How the Program Helped
"The Dan Black Program at Cal State Fullerton allowed me to explore business and entrepreneurship. My favorite part of the program was the Southern California Entrepreneurship Academy meetings that I attended on Saturdays," Kiefer said.
"In these meetings, we were able to meet the founders and CEOs of local companies. These important people that I met turned out for the most part to be regular people. This showed me that I could do it, too, and so I decided to get my idea of GimmeGrub.com going. In one of these meetings, I met the owner of Lazy Dog Café, who is now one of my clients."

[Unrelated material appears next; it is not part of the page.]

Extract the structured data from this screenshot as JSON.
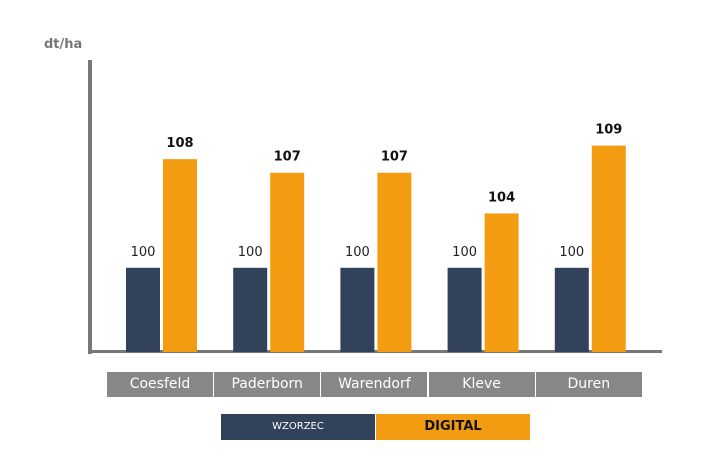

"Jason Kiefer is a very personable guy. Cheery disposition. Very entrepreneurial thinker," said Roger Nanes of Fullerton, emeritus professor of physics. "I have been overseeing the Dan Black Program in Physics and Business since its inception in 1999. At that time, I wondered if we would ever actually see a successful business launch from the program. Now, GimmeGrub is making that a reality and I am pretty excited about it."
The Business Launch
GimmeGrub fits perfectly into Black's philosophy, Nanes said. "Dan set up the program to be primarily aimed at students who are interested in combining an education in a high-tech field, while at the same time pursuing a career in the business world and perhaps starting their own company, rather than pursuing advanced further education in physics. Jason and his partner are certainly high tech. They wrote the computer code and software themselves."
A hands-on opportunity to start businesses using venture capital provided by the Dan Black donation is offered for students in the program. In addition, a certain amount of financial aid is available to qualifying students.
It is that help with financial aid that helped Kiefer graduate, and the help with venture capital, he said, that gave him an edge in starting GimmeGrub.com.
Kiefer said the genesis of GimmeGrub.com was at Subs Galore in Corona, where he worked part time while also working as a computer programmer at Raytheon.
Subs Galore offered takeout, and Kiefer noticed how much time it took to take the orders and that, at times, orders could be lost when customers on the phone — put on hold while another order was being taken — hung up. His solution was to write a program that took the orders online from the Subs Galore Web site, then automatically sent the orders to a printer where staff picked them up.
"We opened it up and it was immediately popular," Kiefer recalled. "Customers loved being able to order online without interruptions, then just come over and pick it up. The staff loved the orders coming in without having to stop to answer the phone. The owner said he'd give me money for it," Kiefer recalled, grinning at his early triumph.
"Then a restaurant heard about it and they wanted it, too. That started it," he said.
Business Growth
Kiefer and Emad Farraj, a fellow Raytheon programmer, each put their money into the business. Kiefer said he named the new enterprise GimmeGrub after a "namestorming" session, and each partner started putting in endless hours per week until they started hiring staff in January. Now they have an office just off the campus at the corner of Commonwealth and Chapman avenues.
"This guy has boundless energy and initiative, and he makes good business decisions," said Black, who was so impressed, he agreed to serve on the company's board.
"He's solid. In fact, I believe if for some reason GimmeGrub doesn't just take off, he'll do something else and that will be a success. He has what it takes."
"This is now our sole income." Kiefer said, "We've been adding new clients every month for the last year, we have assistants and sales staff (and will have a summer intern from Cal State Fullerton) and we keep refining the software."
And, he said, "We're only working about 50 to 55 hours a week now. Plus classes for me, but now I'm going to graduate — after 10 years! — and even that will be easier."